We saw this with the criticism of General Mark Milley being called in front of Congress and asked to explain why cadets at West Point [the United States Military Academy] are reading about critical race theory. The justification was that military officers need to be prepared to lead a tremendously diverse set of students—and that to do so, military officers need to be knowledgeable on all the philosophies of the day. Those students are reading everything from the Federalist Papers to Karl Marx. Teaching any of these, including critical race theory, doesn’t necessarily mean that the military is advocating for a theory or belief. This didn’t play well with the Republican Senators Tom Cotton or Josh Hawley, but it has led to the formation of an officer corps that’s informed about ideas, and it results in better leadership at the unit level.

When we see recruiting campaigns, including of people who help the military more accurately reflect American society as a whole, that really matters. The military tends to recruit up to the age of 27, which is within the Generation Z cohort that tends to say they don’t want to serve an organization they see as bigoted or racist. We’ve seen some of that aversion come out in the aftermath of January 6, with the attention the media has paid to service members who participated in the events of the day.

Dave Lowe

Pfeiffer: Where do you see remaining, or any emerging, areas of bipartisan consensus for national security?

Kuzminski: The area where both sides of the American political divide most align is a fear of conflict in the Indo-Pacific theater.
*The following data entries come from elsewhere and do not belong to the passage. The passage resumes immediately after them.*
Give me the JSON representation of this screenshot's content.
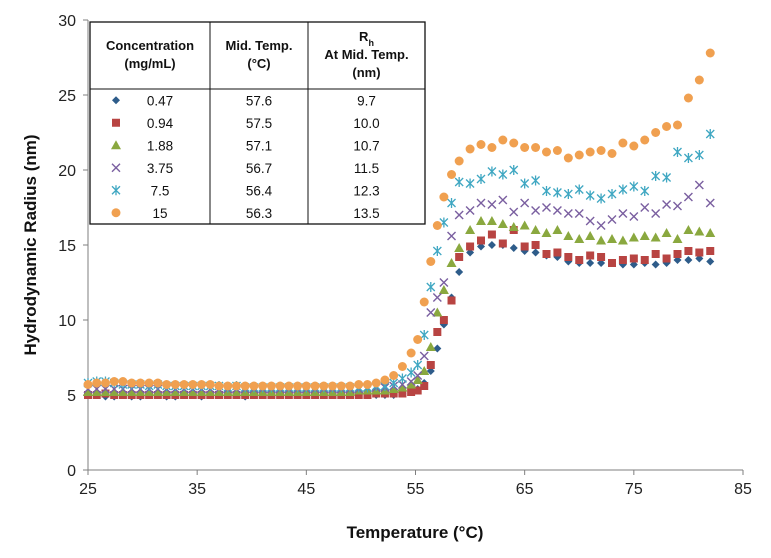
{
  "chart_data": {
    "type": "scatter",
    "title": "",
    "xlabel": "Temperature (°C)",
    "ylabel": "Hydrodynamic Radius (nm)",
    "xlim": [
      25,
      85
    ],
    "ylim": [
      0,
      30
    ],
    "xticks": [
      25,
      35,
      45,
      55,
      65,
      75,
      85
    ],
    "yticks": [
      0,
      5,
      10,
      15,
      20,
      25,
      30
    ],
    "xtick_labels": [
      "25",
      "35",
      "45",
      "55",
      "65",
      "75",
      "85"
    ],
    "ytick_labels": [
      "0",
      "5",
      "10",
      "15",
      "20",
      "25",
      "30"
    ],
    "legend_table": {
      "headers": [
        "Concentration (mg/mL)",
        "Mid. Temp. (°C)",
        "Rh At Mid. Temp. (nm)"
      ],
      "header_lines": [
        [
          "Concentration",
          "(mg/mL)"
        ],
        [
          "Mid. Temp.",
          "(°C)"
        ],
        [
          "R",
          "At Mid. Temp.",
          "(nm)"
        ]
      ],
      "rh_subscript": "h",
      "rows": [
        [
          "0.47",
          "57.6",
          "9.7"
        ],
        [
          "0.94",
          "57.5",
          "10.0"
        ],
        [
          "1.88",
          "57.1",
          "10.7"
        ],
        [
          "3.75",
          "56.7",
          "11.5"
        ],
        [
          "7.5",
          "56.4",
          "12.3"
        ],
        [
          "15",
          "56.3",
          "13.5"
        ]
      ]
    },
    "series": [
      {
        "name": "0.47 mg/mL",
        "marker": "diamond",
        "color": "#2E5C8A",
        "x": [
          25.0,
          25.8,
          26.6,
          27.4,
          28.2,
          29.0,
          29.8,
          30.6,
          31.4,
          32.2,
          33.0,
          33.8,
          34.6,
          35.4,
          36.2,
          37.0,
          37.8,
          38.6,
          39.4,
          40.2,
          41.0,
          41.8,
          42.6,
          43.4,
          44.2,
          45.0,
          45.8,
          46.6,
          47.4,
          48.2,
          49.0,
          49.8,
          50.6,
          51.4,
          52.2,
          53.0,
          53.8,
          54.6,
          55.2,
          55.8,
          56.4,
          57.0,
          57.6,
          58.3,
          59.0,
          60.0,
          61.0,
          62.0,
          63.0,
          64.0,
          65.0,
          66.0,
          67.0,
          68.0,
          69.0,
          70.0,
          71.0,
          72.0,
          73.0,
          74.0,
          75.0,
          76.0,
          77.0,
          78.0,
          79.0,
          80.0,
          81.0,
          82.0
        ],
        "y": [
          5.0,
          5.0,
          4.9,
          4.9,
          5.0,
          4.9,
          4.9,
          5.0,
          5.0,
          4.9,
          4.9,
          5.0,
          5.0,
          4.9,
          5.0,
          5.0,
          5.0,
          5.0,
          4.9,
          5.0,
          5.0,
          5.0,
          5.0,
          5.0,
          5.0,
          5.0,
          5.0,
          5.0,
          5.0,
          5.0,
          5.0,
          5.0,
          5.0,
          5.0,
          5.0,
          5.0,
          5.1,
          5.2,
          5.4,
          5.8,
          6.6,
          8.1,
          9.7,
          11.5,
          13.2,
          14.5,
          14.9,
          15.0,
          15.0,
          14.8,
          14.6,
          14.5,
          14.3,
          14.2,
          13.9,
          13.8,
          13.8,
          13.8,
          13.8,
          13.7,
          13.7,
          13.8,
          13.7,
          13.8,
          14.0,
          14.0,
          14.1,
          13.9
        ]
      },
      {
        "name": "0.94 mg/mL",
        "marker": "square",
        "color": "#B84442",
        "x": [
          25.0,
          25.8,
          26.6,
          27.4,
          28.2,
          29.0,
          29.8,
          30.6,
          31.4,
          32.2,
          33.0,
          33.8,
          34.6,
          35.4,
          36.2,
          37.0,
          37.8,
          38.6,
          39.4,
          40.2,
          41.0,
          41.8,
          42.6,
          43.4,
          44.2,
          45.0,
          45.8,
          46.6,
          47.4,
          48.2,
          49.0,
          49.8,
          50.6,
          51.4,
          52.2,
          53.0,
          53.8,
          54.6,
          55.2,
          55.8,
          56.4,
          57.0,
          57.6,
          58.3,
          59.0,
          60.0,
          61.0,
          62.0,
          63.0,
          64.0,
          65.0,
          66.0,
          67.0,
          68.0,
          69.0,
          70.0,
          71.0,
          72.0,
          73.0,
          74.0,
          75.0,
          76.0,
          77.0,
          78.0,
          79.0,
          80.0,
          81.0,
          82.0
        ],
        "y": [
          5.0,
          5.0,
          5.1,
          5.0,
          5.0,
          5.0,
          5.0,
          5.0,
          5.0,
          5.0,
          5.0,
          5.0,
          5.0,
          5.0,
          5.0,
          5.0,
          5.0,
          5.0,
          5.0,
          5.0,
          5.0,
          5.0,
          5.0,
          5.0,
          5.0,
          5.0,
          5.0,
          5.0,
          5.0,
          5.0,
          5.0,
          5.0,
          5.0,
          5.1,
          5.1,
          5.1,
          5.1,
          5.2,
          5.3,
          5.6,
          7.0,
          9.2,
          10.0,
          11.3,
          14.2,
          14.9,
          15.3,
          15.7,
          15.1,
          16.0,
          14.9,
          15.0,
          14.4,
          14.5,
          14.2,
          14.0,
          14.3,
          14.2,
          13.8,
          14.0,
          14.1,
          14.0,
          14.4,
          14.1,
          14.4,
          14.6,
          14.5,
          14.6
        ]
      },
      {
        "name": "1.88 mg/mL",
        "marker": "triangle",
        "color": "#8AA83F",
        "x": [
          25.0,
          25.8,
          26.6,
          27.4,
          28.2,
          29.0,
          29.8,
          30.6,
          31.4,
          32.2,
          33.0,
          33.8,
          34.6,
          35.4,
          36.2,
          37.0,
          37.8,
          38.6,
          39.4,
          40.2,
          41.0,
          41.8,
          42.6,
          43.4,
          44.2,
          45.0,
          45.8,
          46.6,
          47.4,
          48.2,
          49.0,
          49.8,
          50.6,
          51.4,
          52.2,
          53.0,
          53.8,
          54.6,
          55.2,
          55.8,
          56.4,
          57.0,
          57.6,
          58.3,
          59.0,
          60.0,
          61.0,
          62.0,
          63.0,
          64.0,
          65.0,
          66.0,
          67.0,
          68.0,
          69.0,
          70.0,
          71.0,
          72.0,
          73.0,
          74.0,
          75.0,
          76.0,
          77.0,
          78.0,
          79.0,
          80.0,
          81.0,
          82.0
        ],
        "y": [
          5.2,
          5.2,
          5.2,
          5.2,
          5.2,
          5.2,
          5.2,
          5.2,
          5.2,
          5.2,
          5.2,
          5.2,
          5.2,
          5.2,
          5.2,
          5.2,
          5.2,
          5.2,
          5.2,
          5.2,
          5.2,
          5.2,
          5.2,
          5.2,
          5.2,
          5.2,
          5.2,
          5.2,
          5.2,
          5.2,
          5.2,
          5.3,
          5.3,
          5.3,
          5.3,
          5.4,
          5.5,
          5.7,
          6.0,
          6.6,
          8.2,
          10.5,
          12.0,
          13.8,
          14.8,
          16.0,
          16.6,
          16.6,
          16.4,
          16.2,
          16.3,
          16.0,
          15.8,
          16.0,
          15.6,
          15.4,
          15.6,
          15.3,
          15.4,
          15.3,
          15.5,
          15.6,
          15.5,
          15.8,
          15.4,
          16.0,
          15.9,
          15.8
        ]
      },
      {
        "name": "3.75 mg/mL",
        "marker": "x",
        "color": "#7A5FA0",
        "x": [
          25.0,
          25.8,
          26.6,
          27.4,
          28.2,
          29.0,
          29.8,
          30.6,
          31.4,
          32.2,
          33.0,
          33.8,
          34.6,
          35.4,
          36.2,
          37.0,
          37.8,
          38.6,
          39.4,
          40.2,
          41.0,
          41.8,
          42.6,
          43.4,
          44.2,
          45.0,
          45.8,
          46.6,
          47.4,
          48.2,
          49.0,
          49.8,
          50.6,
          51.4,
          52.2,
          53.0,
          53.8,
          54.6,
          55.2,
          55.8,
          56.4,
          57.0,
          57.6,
          58.3,
          59.0,
          60.0,
          61.0,
          62.0,
          63.0,
          64.0,
          65.0,
          66.0,
          67.0,
          68.0,
          69.0,
          70.0,
          71.0,
          72.0,
          73.0,
          74.0,
          75.0,
          76.0,
          77.0,
          78.0,
          79.0,
          80.0,
          81.0,
          82.0
        ],
        "y": [
          5.4,
          5.4,
          5.4,
          5.4,
          5.4,
          5.4,
          5.4,
          5.4,
          5.4,
          5.4,
          5.4,
          5.4,
          5.4,
          5.4,
          5.4,
          5.4,
          5.4,
          5.4,
          5.4,
          5.4,
          5.4,
          5.4,
          5.4,
          5.4,
          5.4,
          5.4,
          5.4,
          5.4,
          5.4,
          5.4,
          5.4,
          5.4,
          5.5,
          5.5,
          5.5,
          5.6,
          5.7,
          5.9,
          6.3,
          7.6,
          10.5,
          11.5,
          12.5,
          15.6,
          17.0,
          17.3,
          17.8,
          17.7,
          18.0,
          17.2,
          17.8,
          17.3,
          17.5,
          17.3,
          17.1,
          17.1,
          16.6,
          16.3,
          16.7,
          17.1,
          16.9,
          17.5,
          17.1,
          17.7,
          17.6,
          18.2,
          19.0,
          17.8
        ]
      },
      {
        "name": "7.5 mg/mL",
        "marker": "asterisk",
        "color": "#3FA7C2",
        "x": [
          25.0,
          25.8,
          26.6,
          27.4,
          28.2,
          29.0,
          29.8,
          30.6,
          31.4,
          32.2,
          33.0,
          33.8,
          34.6,
          35.4,
          36.2,
          37.0,
          37.8,
          38.6,
          39.4,
          40.2,
          41.0,
          41.8,
          42.6,
          43.4,
          44.2,
          45.0,
          45.8,
          46.6,
          47.4,
          48.2,
          49.0,
          49.8,
          50.6,
          51.4,
          52.2,
          53.0,
          53.8,
          54.6,
          55.2,
          55.8,
          56.4,
          57.0,
          57.6,
          58.3,
          59.0,
          60.0,
          61.0,
          62.0,
          63.0,
          64.0,
          65.0,
          66.0,
          67.0,
          68.0,
          69.0,
          70.0,
          71.0,
          72.0,
          73.0,
          74.0,
          75.0,
          76.0,
          77.0,
          78.0,
          79.0,
          80.0,
          81.0,
          82.0
        ],
        "y": [
          5.8,
          5.9,
          5.9,
          5.8,
          5.7,
          5.7,
          5.7,
          5.6,
          5.7,
          5.6,
          5.6,
          5.6,
          5.6,
          5.6,
          5.6,
          5.6,
          5.5,
          5.6,
          5.5,
          5.5,
          5.5,
          5.5,
          5.5,
          5.5,
          5.5,
          5.5,
          5.5,
          5.5,
          5.5,
          5.5,
          5.5,
          5.5,
          5.5,
          5.6,
          5.6,
          5.8,
          6.1,
          6.5,
          7.0,
          9.0,
          12.2,
          14.6,
          16.5,
          17.8,
          19.2,
          19.1,
          19.4,
          19.9,
          19.7,
          20.0,
          19.1,
          19.3,
          18.6,
          18.5,
          18.4,
          18.7,
          18.3,
          18.1,
          18.4,
          18.7,
          18.9,
          18.6,
          19.6,
          19.5,
          21.2,
          20.8,
          21.0,
          22.4
        ]
      },
      {
        "name": "15 mg/mL",
        "marker": "circle",
        "color": "#F0A050",
        "x": [
          25.0,
          25.8,
          26.6,
          27.4,
          28.2,
          29.0,
          29.8,
          30.6,
          31.4,
          32.2,
          33.0,
          33.8,
          34.6,
          35.4,
          36.2,
          37.0,
          37.8,
          38.6,
          39.4,
          40.2,
          41.0,
          41.8,
          42.6,
          43.4,
          44.2,
          45.0,
          45.8,
          46.6,
          47.4,
          48.2,
          49.0,
          49.8,
          50.6,
          51.4,
          52.2,
          53.0,
          53.8,
          54.6,
          55.2,
          55.8,
          56.4,
          57.0,
          57.6,
          58.3,
          59.0,
          60.0,
          61.0,
          62.0,
          63.0,
          64.0,
          65.0,
          66.0,
          67.0,
          68.0,
          69.0,
          70.0,
          71.0,
          72.0,
          73.0,
          74.0,
          75.0,
          76.0,
          77.0,
          78.0,
          79.0,
          80.0,
          81.0,
          82.0
        ],
        "y": [
          5.7,
          5.8,
          5.8,
          5.9,
          5.9,
          5.8,
          5.8,
          5.8,
          5.8,
          5.7,
          5.7,
          5.7,
          5.7,
          5.7,
          5.7,
          5.6,
          5.6,
          5.6,
          5.6,
          5.6,
          5.6,
          5.6,
          5.6,
          5.6,
          5.6,
          5.6,
          5.6,
          5.6,
          5.6,
          5.6,
          5.6,
          5.7,
          5.7,
          5.8,
          6.0,
          6.3,
          6.9,
          7.8,
          8.7,
          11.2,
          13.9,
          16.3,
          18.2,
          19.7,
          20.6,
          21.4,
          21.7,
          21.5,
          22.0,
          21.8,
          21.5,
          21.5,
          21.2,
          21.3,
          20.8,
          21.0,
          21.2,
          21.3,
          21.1,
          21.8,
          21.6,
          22.0,
          22.5,
          22.9,
          23.0,
          24.8,
          26.0,
          27.8
        ]
      }
    ]
  }
}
There’s been quite a lot of bipartisan alignment there. In fact, one of the interesting trends I’ve seen is that even those members of Congress or those political leaders who’re critical of U.S. support for Ukraine, part of their argument is, Don’t let this distract us from the potential for conflict with China or in the Indo-Pacific.

Pfeiffer: Politically, do you see the U.S. military as "the next Supreme Court”—a once essentially sacred institution whose trust from the American public has now rapidly deteriorated—or potentially close to a point where lawmakers, or even entire parties, might start declaring the military a “failed institution”?

Kuminksi: We already see it in public polling. On the one hand, the military has always been and remains the most trusted institution in the United States of America. But on the other hand, a November 2021 survey from the Ronald Reagan Institute in Washington found that only 36 percent of Americans say that they have a great deal of trust in the military as an institution. That’s down 20 points from what we’ve seen historically.